E non è forse, un caso che il primo accenno a Trieste che rinveniamo nelle lettere scritte da Bonaparte nel corso della campagna d’Italia appartenga al momento in cui appare ormai chiaro che l’indirizzo politico della sua impresa militare ha assunto obiettivi assai diversi da quelli che il governo di Parigi aveva immaginato. L’occupazione di Trieste, immaginata in termini fin troppo minacciosi che sembrano dar ragione a chi, in Italia, vede in quei mesi i francesi non come liberatori, ma come implacabili conquistatori – “Je marcherai sur Vienne par le chemin de Trieste, et alors nous aurons le temps de retirer les immenses ressources que contient cette place” – appartiene ad un disegno assai più vasto che guarda già ad un nuovo ruolo della Francia nel Mediterraneo orientale e vede nel controllo della penisola italiana e di alcuni suoi nodi strategici (e Trieste si impone, senza dubbio, tra questi) la condizione indispensabile di realizzazione.

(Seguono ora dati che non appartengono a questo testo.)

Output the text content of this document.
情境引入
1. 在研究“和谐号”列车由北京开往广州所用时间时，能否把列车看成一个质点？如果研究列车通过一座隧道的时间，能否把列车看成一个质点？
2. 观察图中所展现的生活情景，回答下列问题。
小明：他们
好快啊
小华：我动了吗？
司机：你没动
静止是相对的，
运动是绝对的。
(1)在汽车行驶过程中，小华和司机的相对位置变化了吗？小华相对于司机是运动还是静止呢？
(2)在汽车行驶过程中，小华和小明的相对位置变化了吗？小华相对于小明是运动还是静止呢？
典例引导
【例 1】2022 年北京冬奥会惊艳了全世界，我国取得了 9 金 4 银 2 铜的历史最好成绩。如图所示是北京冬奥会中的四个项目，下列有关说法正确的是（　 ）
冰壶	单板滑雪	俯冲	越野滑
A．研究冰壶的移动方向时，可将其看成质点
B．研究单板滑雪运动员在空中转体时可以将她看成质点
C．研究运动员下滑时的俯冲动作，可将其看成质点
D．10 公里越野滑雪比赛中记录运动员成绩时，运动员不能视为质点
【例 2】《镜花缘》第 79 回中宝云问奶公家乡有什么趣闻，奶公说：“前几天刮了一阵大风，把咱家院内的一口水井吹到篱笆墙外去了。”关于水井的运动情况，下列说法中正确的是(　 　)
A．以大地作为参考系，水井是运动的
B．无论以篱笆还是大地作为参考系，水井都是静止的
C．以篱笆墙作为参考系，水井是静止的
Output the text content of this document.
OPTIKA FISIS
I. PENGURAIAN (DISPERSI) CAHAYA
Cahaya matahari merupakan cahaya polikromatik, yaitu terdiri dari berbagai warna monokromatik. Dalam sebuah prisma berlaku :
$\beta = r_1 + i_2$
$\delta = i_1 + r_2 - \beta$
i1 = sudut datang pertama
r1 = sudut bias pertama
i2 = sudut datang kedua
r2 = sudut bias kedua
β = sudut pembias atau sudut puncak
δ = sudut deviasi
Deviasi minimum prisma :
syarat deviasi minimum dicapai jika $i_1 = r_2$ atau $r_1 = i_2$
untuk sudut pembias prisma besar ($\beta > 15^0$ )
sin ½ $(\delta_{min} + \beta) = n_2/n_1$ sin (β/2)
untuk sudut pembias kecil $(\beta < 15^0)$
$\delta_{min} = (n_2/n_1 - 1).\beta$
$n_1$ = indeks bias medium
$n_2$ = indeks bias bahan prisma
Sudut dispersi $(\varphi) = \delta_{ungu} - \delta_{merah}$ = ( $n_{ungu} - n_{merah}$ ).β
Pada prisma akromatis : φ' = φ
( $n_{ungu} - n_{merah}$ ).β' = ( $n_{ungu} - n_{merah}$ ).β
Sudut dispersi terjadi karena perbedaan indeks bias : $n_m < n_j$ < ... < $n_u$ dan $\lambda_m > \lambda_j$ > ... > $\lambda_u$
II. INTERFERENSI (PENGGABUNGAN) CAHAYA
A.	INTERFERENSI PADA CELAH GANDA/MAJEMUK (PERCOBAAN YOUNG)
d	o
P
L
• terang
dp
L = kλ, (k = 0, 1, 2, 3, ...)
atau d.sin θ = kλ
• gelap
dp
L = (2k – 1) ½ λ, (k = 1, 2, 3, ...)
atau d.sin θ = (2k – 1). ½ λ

Il ritiro delle truppe francesi dalla città, dopo appena due mesi, non contraddice questo disegno, ma in certo modo lo pospone nel tempo. Naturale conseguenza degli accordi di Campoformio quella decisione fotografa, per così dire, lo stato dei rapporti di forza tra la Francia rivoluzionaria e l’Austria.

Ne accerta l’identica, e dunque conflittuale volontà di ottenere il controllo della penisola italiana (o almeno della sua parte centro-settentrionale), e l’identica esigenza di fare della penisola, così assoggettata, la premessa di una dichiarata politica mediterranea, e, quindi, non può che rinviare al futuro, ad un eventuale mutamento dei rapporti di forza, a una diversa sistemazione delle aree di influenza che, per il momento, attribuiscono la Lombardia e in fondo anche il Piemonte alla sfera francese e tutto il Veneto e i limiti orientali all’Austria.

Se Campoformio – come molti osservano allora – non è altro che una tregua, non si deve però immaginare che quei due mesi tra il marzo e il maggio 1797 siano per Trieste solo un fastidioso intervallo nella sua lunga storia. Per un breve attimo quel giovane generale che dopo una leggendaria campagna militare si è affacciato sulle Alpi orientali giungendo quasi a minacciare Vienna, sembra capace di portare in una città, che la saggia politica asburgica ha fatto prosperare e ha tenuto fino a quel momento lontana dalle tempeste della Rivoluzione, un profumo attraente di novità.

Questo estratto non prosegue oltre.